France has not compensated for its rising
costs by higher non-price competitiveness, while the German low-cost strategy
has made the country more and more dependent on foreign markets.
The steady
decline in inflation and the increase in the euro area’s current-account
surplus are an indication that aggregate demand is too low in the euro area and
in France and Germany.
The stagnation of total factor productivity since the
mid-2000s in several euro-area countries (including France) is an indication
that deep reforms are needed for long-term growth to restart, and therefore for
the sustainability of social systems.
To break
out of the current economic impasse, a bold, coordinated Franco-German strategy
is needed. It requires simultaneous implementation of measures in both
countries.
Currently,
there is no political consensus in France for far-reaching reforms that would
encompass structural spending cuts and changes to some services market
regulations, and would also improving the functioning of the labour market.

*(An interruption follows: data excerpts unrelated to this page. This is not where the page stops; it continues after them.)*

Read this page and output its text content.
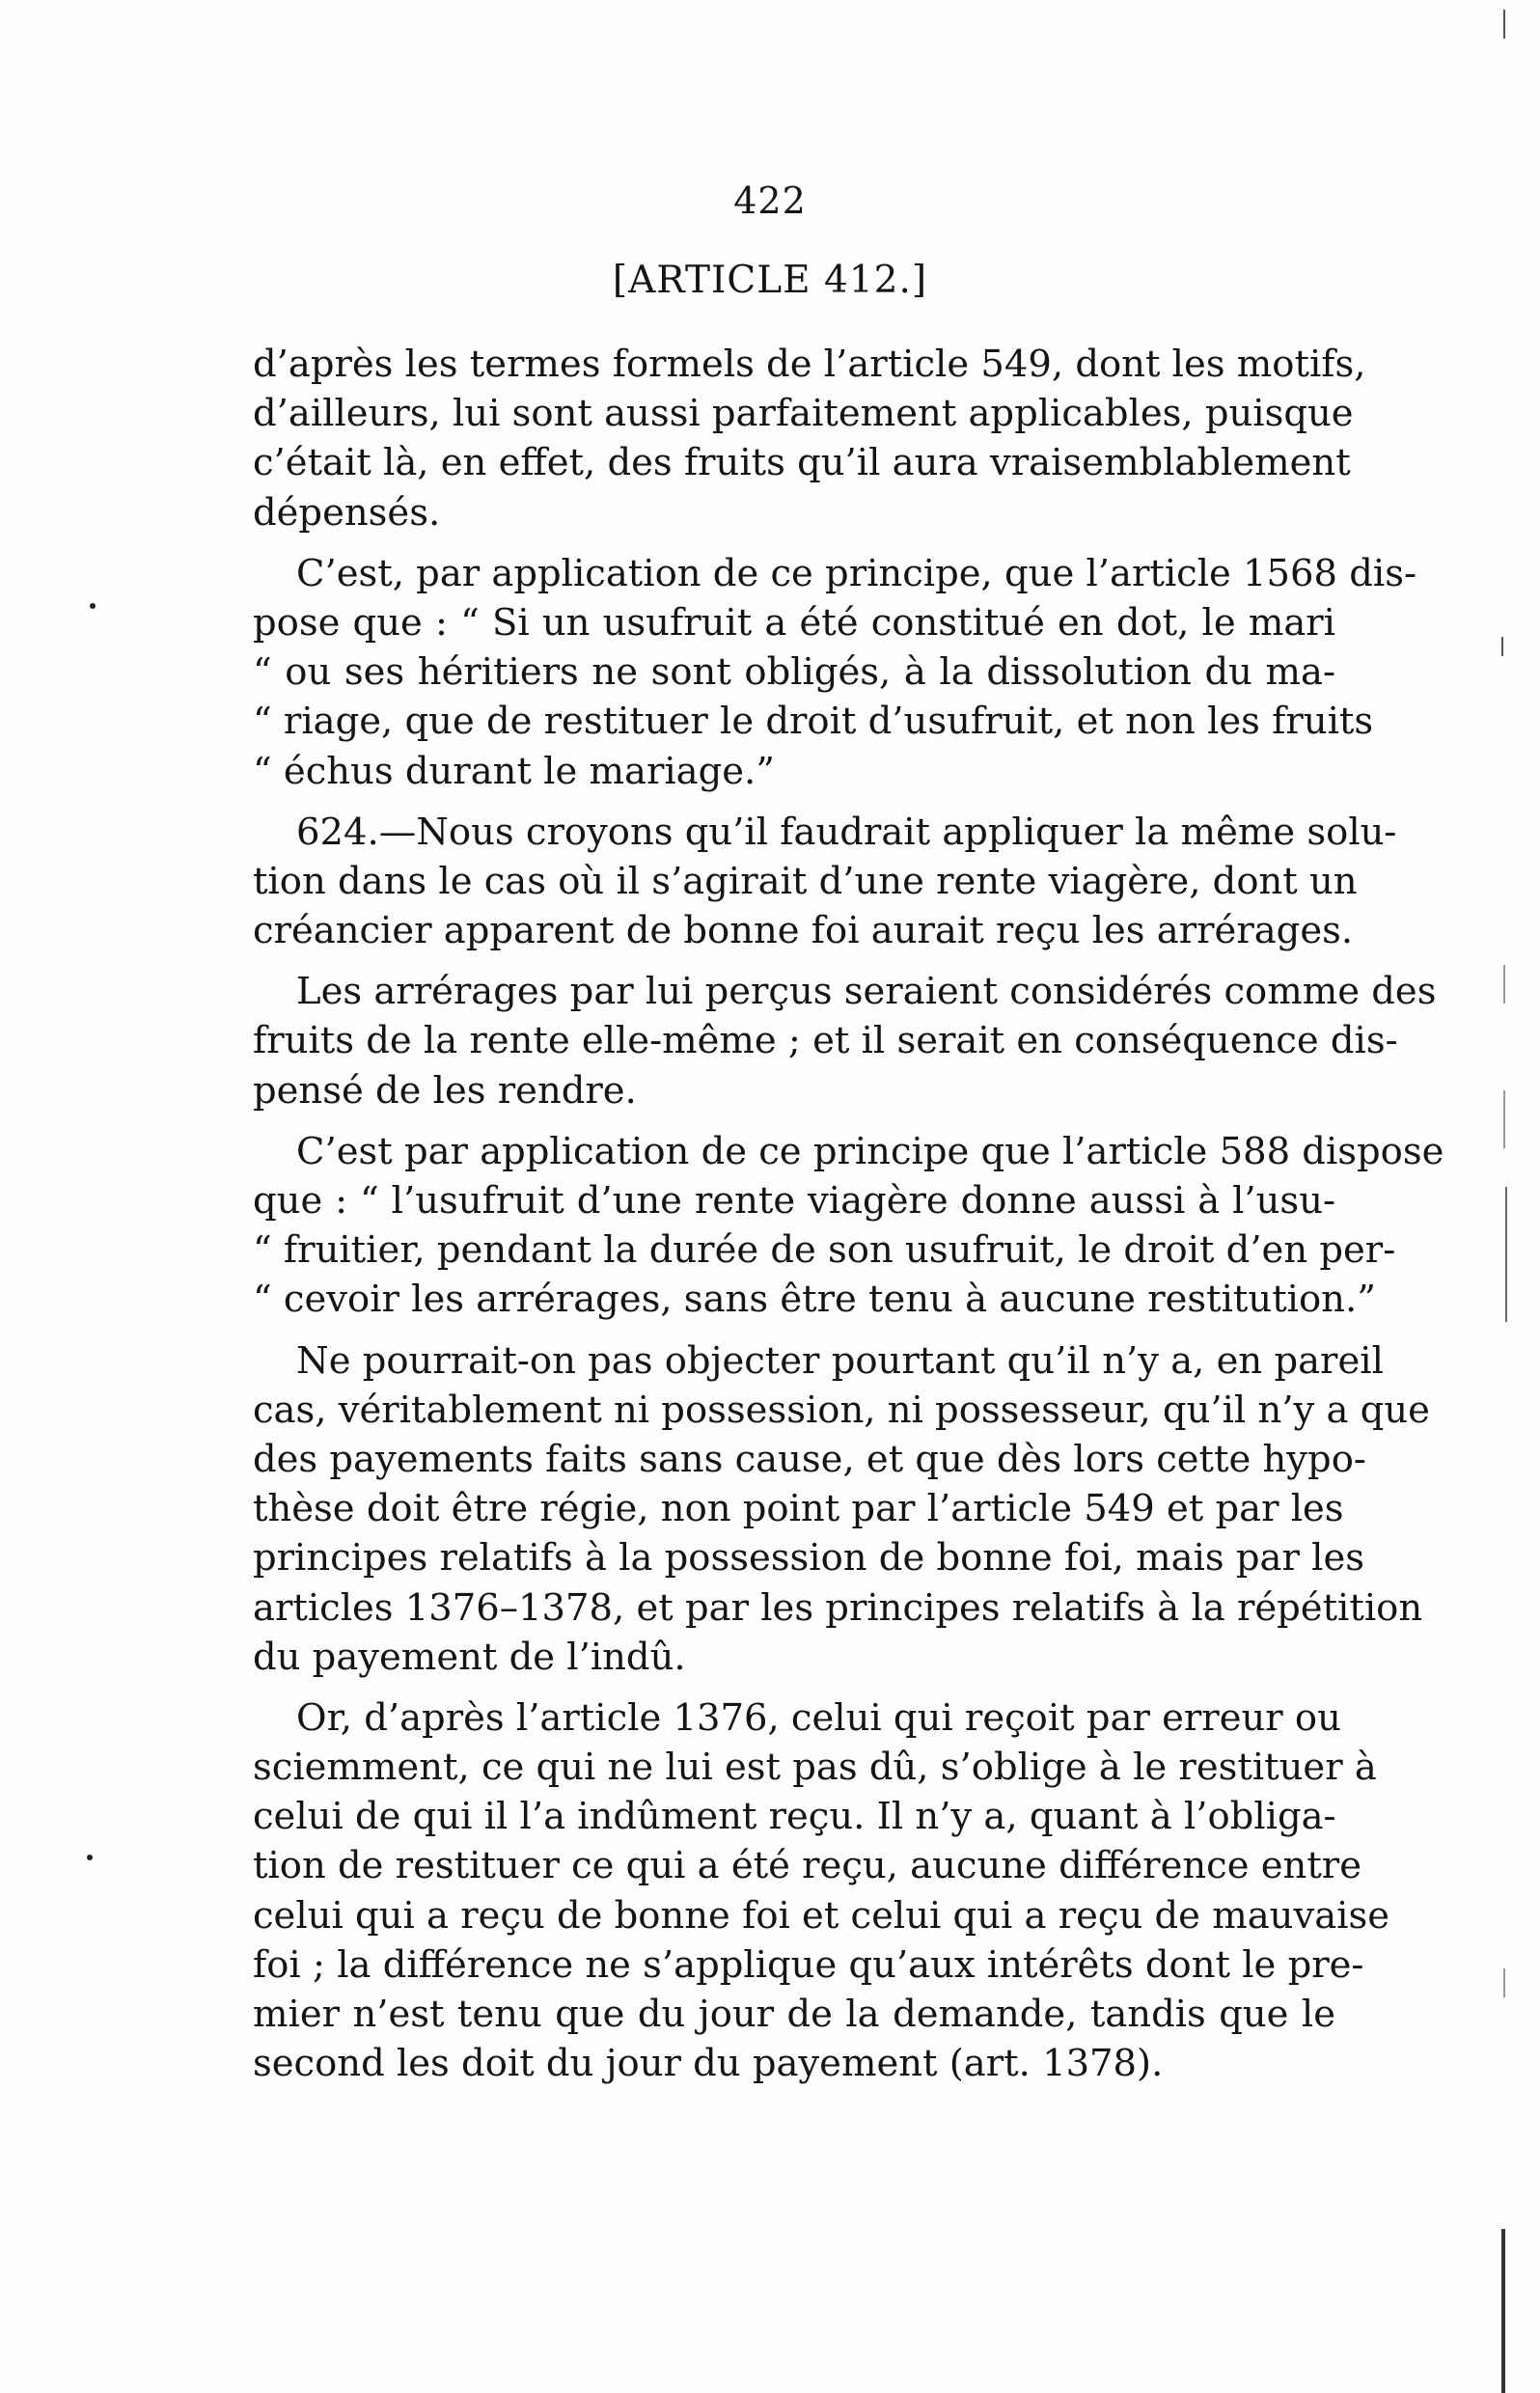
422
[ARTICLE 412.]
d’après les termes formels de l’article 549, dont les motifs,
d’ailleurs, lui sont aussi parfaitement applicables, puisque
c’était là, en effet, des fruits qu’il aura vraisemblablement
dépensés.
C’est, par application de ce principe, que l’article 1568 dis-
pose que : “ Si un usufruit a été constitué en dot, le mari
“ ou ses héritiers ne sont obligés, à la dissolution du ma-
“ riage, que de restituer le droit d’usufruit, et non les fruits
“ échus durant le mariage.”
624.—Nous croyons qu’il faudrait appliquer la même solu-
tion dans le cas où il s’agirait d’une rente viagère, dont un
créancier apparent de bonne foi aurait reçu les arrérages.
Les arrérages par lui perçus seraient considérés comme des
fruits de la rente elle-même ; et il serait en conséquence dis-
pensé de les rendre.
C’est par application de ce principe que l’article 588 dispose
que : “ l’usufruit d’une rente viagère donne aussi à l’usu-
“ fruitier, pendant la durée de son usufruit, le droit d’en per-
“ cevoir les arrérages, sans être tenu à aucune restitution.”
Ne pourrait-on pas objecter pourtant qu’il n’y a, en pareil
cas, véritablement ni possession, ni possesseur, qu’il n’y a que
des payements faits sans cause, et que dès lors cette hypo-
thèse doit être régie, non point par l’article 549 et par les
principes relatifs à la possession de bonne foi, mais par les
articles 1376–1378, et par les principes relatifs à la répétition
du payement de l’indû.
Or, d’après l’article 1376, celui qui reçoit par erreur ou
sciemment, ce qui ne lui est pas dû, s’oblige à le restituer à
celui de qui il l’a indûment reçu. Il n’y a, quant à l’obliga-
tion de restituer ce qui a été reçu, aucune différence entre
celui qui a reçu de bonne foi et celui qui a reçu de mauvaise
foi ; la différence ne s’applique qu’aux intérêts dont le pre-
mier n’est tenu que du jour de la demande, tandis que le
second les doit du jour du payement (art. 1378).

This could be done, for example, by reconsidering the labour contract in order
to incentivise long-term hiring, or averaging working time across the year,
rather than week by week, which would be a smooth way of reducing unit labour
costs.
There is also, so far, no consensus in France on the need for education
system reform. Such reforms would boost French productivity growth, stimulate
innovation and also help to narrow the unit labour cost gap with Germany.
Before the
full gain from productivity can be reaped, wages and other costs such as
housing will need to grow more slowly in France than in Germany, so that the
former can regain competitiveness and the latter can alleviate its excess
dependence on external demand.
Germany
should gear its efforts to boosting its own economic activity. Boosting
domestic demand is part of the answer and could be quickly achieved through
lower taxes on low-income households and a credible strategy for public
investment.
For this, accepting that the “black-zero” balanced budget must be
given up is essential. But structural reform to develop the non-traded goods
sectors, for example IT services, is also essential.
The introduction of a
minimum wage next year increases the need to focus on such high value-added
sectors. The education system should support a shift to the new growth sectors
of the 21st century, where Germany is lagging behind.
This renewed economic
dynamism needs eventually to lead to an inflation rate of above 2 percent,
which is required to support the rebalancing.
With the
prospect of an increase in demand and inflation in Germany, the French
government would have more leeway to cut social contributions and social
spending, and to implement far-reaching structural reforms.
The French
government’s recent announcements of reforms to protected sectors, although
going in the right direction, will not be sufficient. Aggregate demand is not
only a question of fiscal stance.
France needs to reduce the uncertainty
surrounding future policies, which is currently a powerful drag on private
investment. Clarifying the future path of tax rates and energy and carbon
prices is one issue.
Agreeing on a number of medium-term fundamental objectives
covering issues such as vocational training, tertiary education, lifetime
working hours, the health system and housing subsidies, are needed to anchor
expectations.
Credibility, through political agreement on medium-term
objectives is needed to trigger private investments.
The success
of such a joint strategy will of course depend on what happens at euro-area
level: on the ability to finance European Commission president Jean-Claude
Juncker's €300 billion investment project with fresh money, on the willingness
of the European Central Bank to do what it considers necessary to meet its
target of an inflation rate “below but close to 2 percent”, and on the ability
of the European Commission and the European Council to enforce the fiscal rules
without suffocating the economy.
France and Germany have a major responsibility
as shareholders in the European Investment Bank and as direct participants in
the European Council.
But, equally importantly, they have a responsibility to
reduce the structural divergence between them by introducing coordinated deep
economic reforms at national level.
*Agnès Bénassy-Quéré is the Director of the
CEPII, the leading French research institute in international economics, and a
Professor at University Paris X – Nanterre (on leave). Guntram Wolff is the
Director of Bruegel since June 2013. His research focuses on the European
economy and governance, on fiscal and monetary policy and global finance.